David Rowley <david.rowley@2ndquadrant.com> writes:
> On 12/02/2016 12:01 am, "Tom Lane" <tgl@sss.pgh.pa.us> wrote:
>> Um, AFAICS, you *do* need to check again in the second loop, else you'll
>> be accessing a surplusvars[] entry that might not exist at all, and in
>> any case might falsely tell you that you can exclude the outer var from
>> the new GROUP BY list.
> I can't quite understand what you're seeing here.
The second loop is iterating through the original GROUP BY list, so it
will see again any outer Vars that were excluded by the first loop.
It needs to exclude them exactly the same, because they are outside
the scope of its data structures. Consider something like (admittedly
pretty silly, but legal SQL)
create table up (u1 int, u2 int, u3 int);
create table down (f1 int primary key, f2 int);
select * from othertable, up
where u1 in (select f2 from down group by f1, f2, up.u3);
up.u3 would have varlevelsup = 1, varno = 2, varattno = 3.

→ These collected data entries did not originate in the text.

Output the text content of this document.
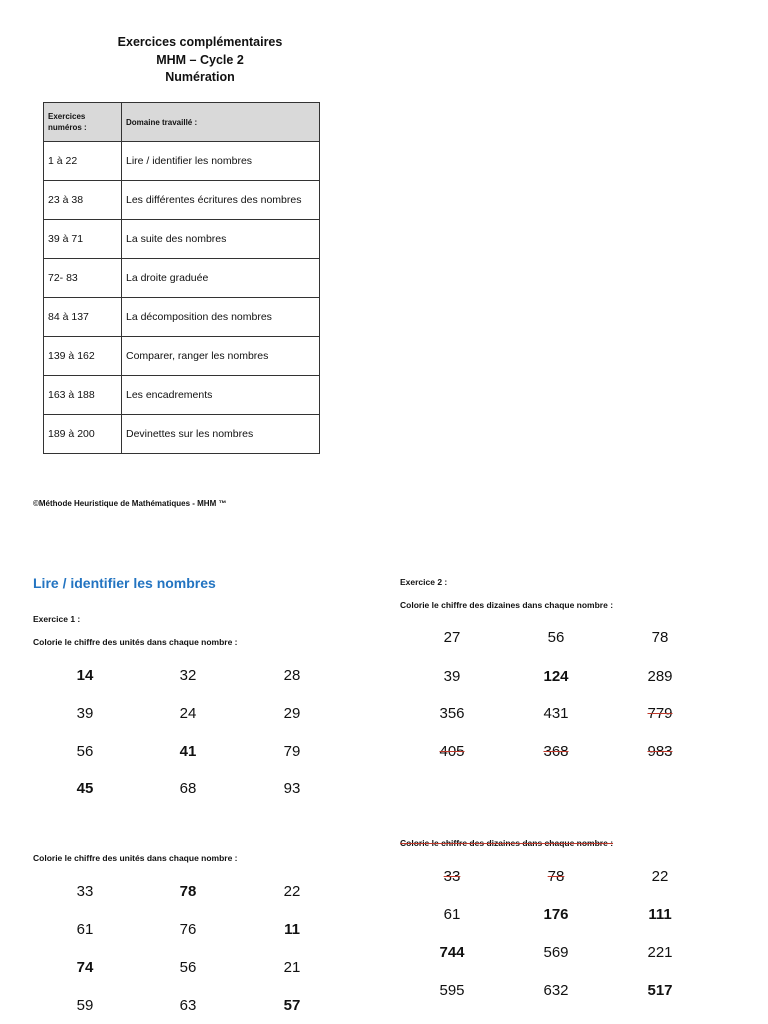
Exercices complémentaires
MHM – Cycle 2
Numération
Exercices numéros :	Domaine travaillé :
1 à 22	Lire / identifier les nombres
23 à 38	Les différentes écritures des nombres
39 à 71	La suite des nombres
72- 83	La droite graduée
84 à 137	La décomposition des nombres
139 à 162	Comparer, ranger les nombres
163 à 188	Les encadrements
189 à 200	Devinettes sur les nombres
©Méthode Heuristique de Mathématiques - MHM ™
Lire / identifier les nombres
Exercice 1 :
Colorie le chiffre des unités dans chaque nombre :
14	32	28
39	24	29
56	41	79
45	68	93
Colorie le chiffre des unités dans chaque nombre :
33	78	22
61	76	11
74	56	21
59	63	57
Exercice 2 :
Colorie le chiffre des dizaines dans chaque nombre :
27	56	78
39	124	289
356	431	779
405	368	983
Colorie le chiffre des dizaines dans chaque nombre :
33	78	22
61	176	111
744	569	221
595	632	517
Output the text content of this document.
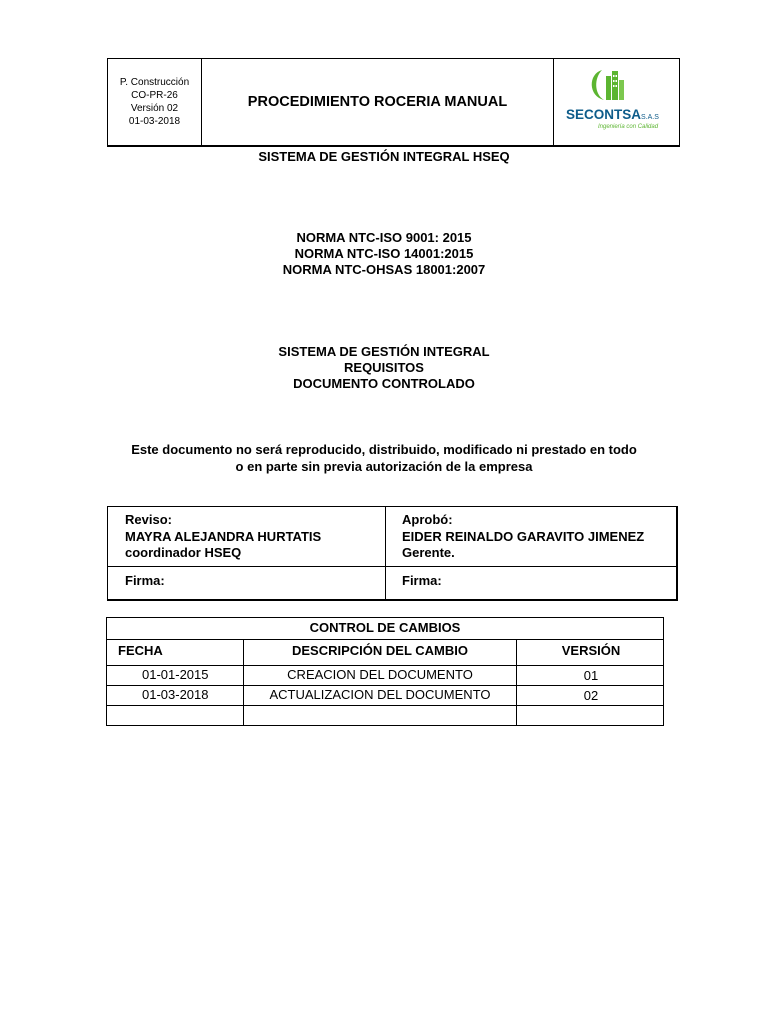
P. Construcción
CO-PR-26
Versión 02
01-03-2018
PROCEDIMIENTO ROCERIA MANUAL
SECONTSA S.A.S
Ingeniería con Calidad
SISTEMA DE GESTIÓN INTEGRAL HSEQ
NORMA NTC-ISO 9001: 2015
NORMA NTC-ISO 14001:2015
NORMA NTC-OHSAS 18001:2007
SISTEMA DE GESTIÓN INTEGRAL
REQUISITOS
DOCUMENTO CONTROLADO
Este documento no será reproducido, distribuido, modificado ni prestado en todo
o en parte sin previa autorización de la empresa
Reviso:
MAYRA ALEJANDRA HURTATIS
coordinador HSEQ
Aprobó:
EIDER REINALDO GARAVITO JIMENEZ
Gerente.
Firma:	Firma:
CONTROL DE CAMBIOS
FECHA	DESCRIPCIÓN DEL CAMBIO	VERSIÓN
01-01-2015	CREACION DEL DOCUMENTO	01
01-03-2018	ACTUALIZACION DEL DOCUMENTO	02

If you don't skip it then the surplusvars[var->varno] access
will be trying to fetch off the end of the surplusvars[] array,
because there is only one RTE in the subquery's rangetable
though there are two in the outer query's rangetable.
When I trace through this example, it manages not to crash because
in point of fact the outer Var has already been replaced by a Param.
But I don't think this code should be assuming that; it's an artifact
of the detailed order of processing in subquery_planner(), and could
easily change in the future, for example if we tried to move the
whole affair to the jointree preprocessing stage as we discussed earlier.